What is your rotala indica growing out of a bed of?


----------



## secuono (Nov 19, 2009)

Your Rotala Indica is actually Rotala Rotundifolia.

Nice shots, though.


----------



## samee (Oct 14, 2011)

secuono said:


> Your Rotala Indica is actually Rotala Rotundifolia.
> 
> Nice shots, though.



Thank you, I confused the name btw the two.

Doc what do you mean? bed as in substrate? Im using flourite. It was really messy when I had these (Rotala Rotundifolia), its like 10 stems coming out of one mother shoot I think.


----------



## bud29 (Sep 30, 2012)

Very interesting. Thanks for sharing!


----------



## GMYukonon24s (May 3, 2009)

Beautiful pics!


----------



## Snowflake311 (Apr 20, 2011)

That Riccia shot is really nice.


----------



## samee (Oct 14, 2011)

Thank you guys. My Ludwigia sp. Rubin is turning really nice colours but it in the background, so itl be hard taking macros of it.
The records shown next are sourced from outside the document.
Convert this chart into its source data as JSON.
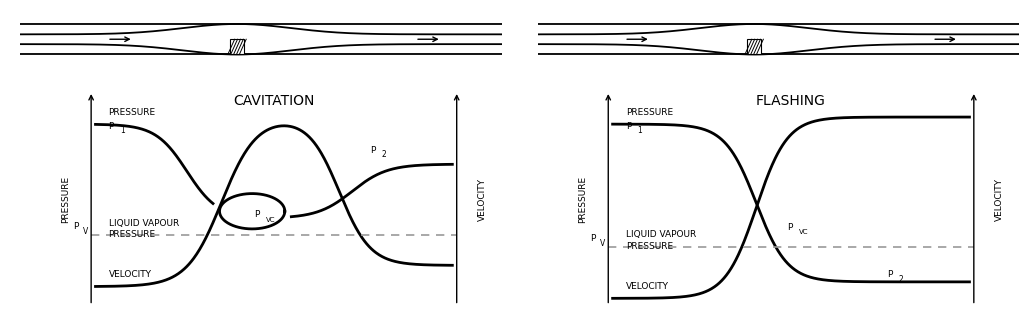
{
  "bg_color": "#ffffff",
  "line_color": "#000000",
  "dashed_color": "#999999",
  "title_cavitation": "CAVITATION",
  "title_flashing": "FLASHING",
  "ylabel_left": "PRESSURE",
  "ylabel_right": "VELOCITY",
  "label_pressure": "PRESSURE",
  "label_p1": "P",
  "label_p1_sub": "1",
  "label_pv": "P",
  "label_pv_sub": "V",
  "label_pvc": "P",
  "label_pvc_sub": "VC",
  "label_p2": "P",
  "label_p2_sub": "2",
  "label_liq_vapour": "LIQUID VAPOUR",
  "label_liq_pressure": "PRESSURE",
  "label_velocity": "VELOCITY",
  "font_size_title": 10,
  "font_size_label": 6.5,
  "font_size_axis": 6.5,
  "lw_main": 2.0,
  "lw_thin": 1.0,
  "lw_pipe": 1.3
}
Ill try, if it turns out good, Ill post here 

Snow the riccia shot was a surprise to me. I took a quick pic in btw my lights for a plant sale. When I opened the image and zoomed in a little it turned out to be pretty nice. The original size of these pics is like 4000x2700 or something. I resized them so I dont crash the forum. I really like how the riccia has waves  Serious weed though (it floats around, never managed to tie it down)


----------